Out of people with old disposable cameras have the right to sue Kodak because when they bought the camera there were plenty of places to get their pictures developed and now aren't? I think some advisers are genuinely getting to raw end of the stick here BUT the entire industry has been dealt significant and game changing blows. I'm sure there was a time when AMP's multiple of 4 made perfect sense...probably when FP practices were fetching multiples of 5-6. At that point, it was, as the name suggests,an arrangement of last resort, a backstop if you wish. If the entire market has moved, and FP practices simply aren't fetching those multiples anymore why would AMP and their shareholders agree to overpay? The fact that some people borrowed against their home....well.....lots of business owners borrow against their home. Some businesses thrive and others don't...admittedly this situation is more systemic but ultimately many industries and companies have been impacted by external factors over time that change their it a Royal Commission, Competition, Technology Disruption or just some nuff nuff in government wanting to make a name for themselves....To be clear, I have no vested interest in this....more a case of devils advocacy.....perhaps a line in the sand approach....

Reply to JiminyBillyBob
The reason this is different is because there was an agreement in place.
The agreement was what it was, including providing adequate notice of the multiple was changed. This did not happen. That's the issue

Extra detail for JiminyBilly Bob. I think a crucial detail is that AMP were encouraging advisers to buy further client bases under the 4 times arrangement right until they changed the terms with no notice. Yes, the financial planning environment was changing and everyone knew that but AMP advisers had their terms changed without any notice and 5 seconds after AMP was actively selling client bases to their advisers under the old terms. Since then, AMP have issued many motherhood statements without backing them up with action but then that is how they operate at all levels. No accountability at all levels is the disease that is/ will cripple them.

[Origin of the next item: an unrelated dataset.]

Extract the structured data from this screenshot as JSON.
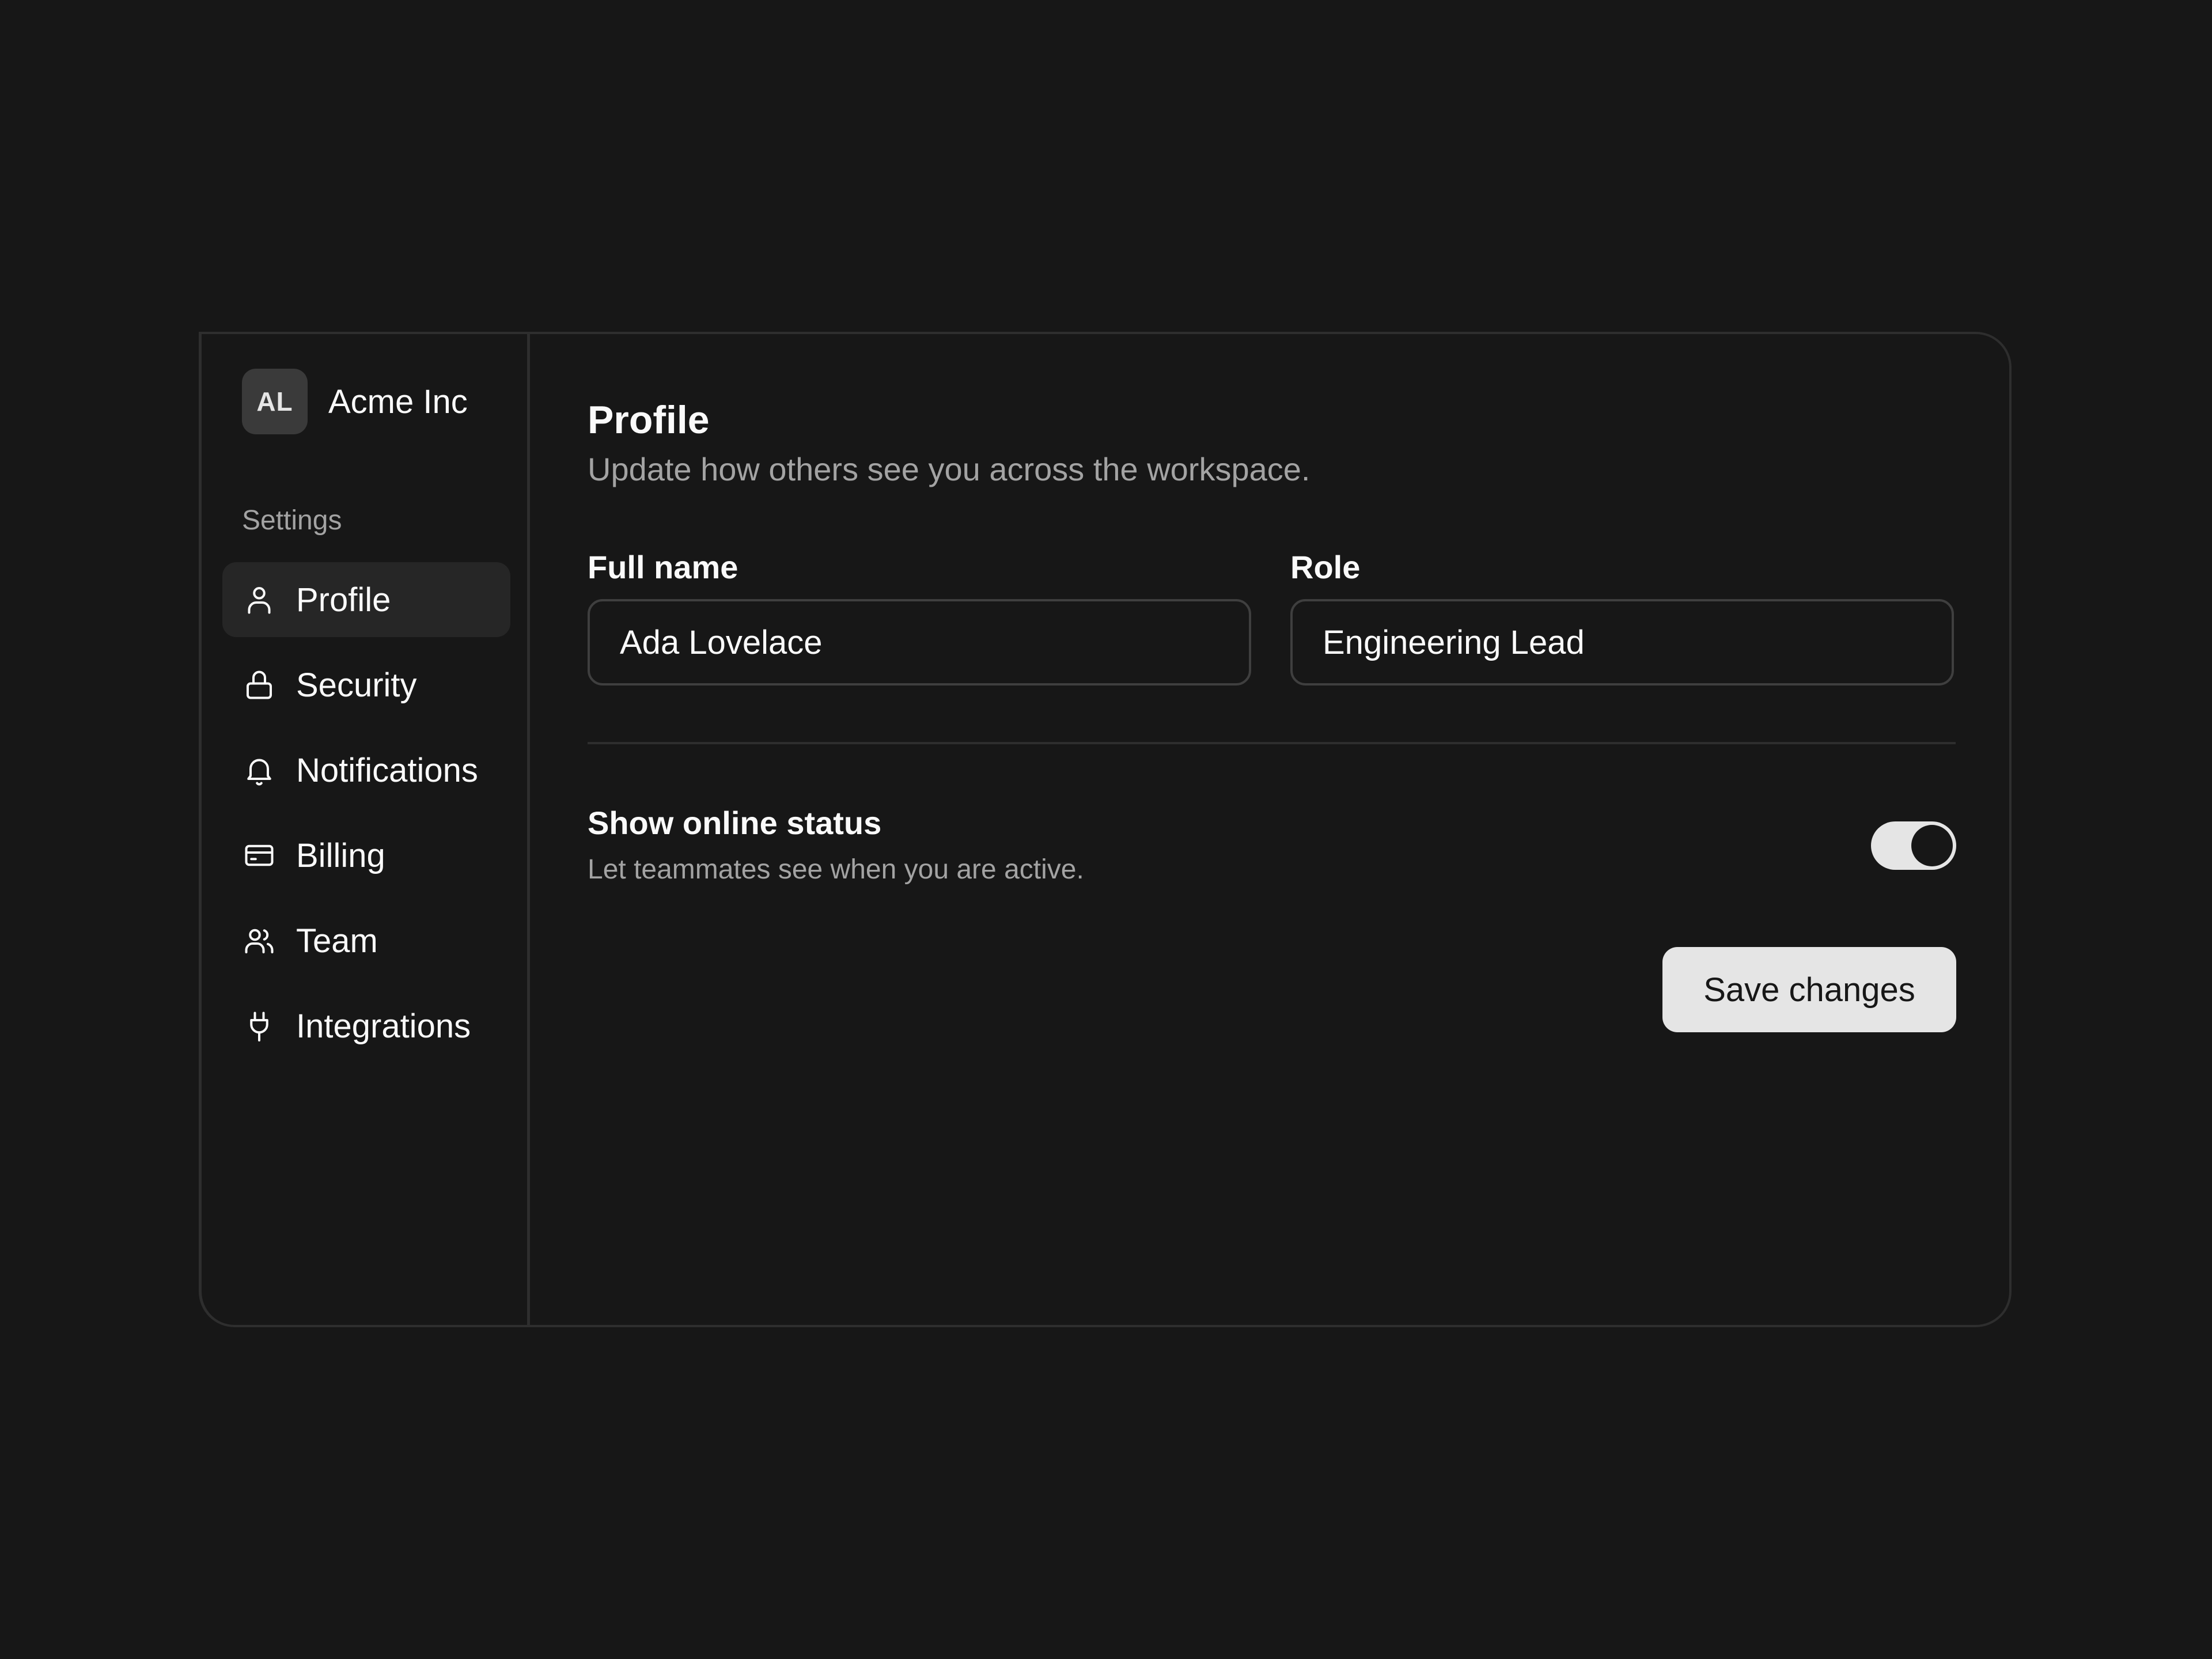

reply to JiminyBillyBob- Everything you outline makes perfect sense JBB, however AMP were still selling books of 4 x prior to the announcement! Let that one sink in. AMP bank was the bank you had to use at inflated interest costs and a 3 year constraint to trade on exit- ie not working in the sector at all. So the 4x wasn't market rates as the conditions on exit were not market aligned either. Remember the 4 x was on purchases from AMP as well- I know I purchased from them at 4 x and are still holding a loan based on 4 times. Things would be different if AMP outlined this and adjusted borrowings, decreased licensee fees, reduced interest rates, had a prolonged period to adjust, aligned with legislation dates on GFR, didn't turn off insurance trail on underwritten retail risk, didnt over pay a CEO, didnt promote a known sexual harasser, didn't act unethically. The relationship between the planners and AMP was/is supposed to be a partnership. Most planners feel that they are the abused in this relationship.

This class action MUST be successful.
AMP MUST lose and MUST be made to retract their position and to compensate accordingly.
AMP's morals and ethics are shot to pieces and the respect as an organisation is finished.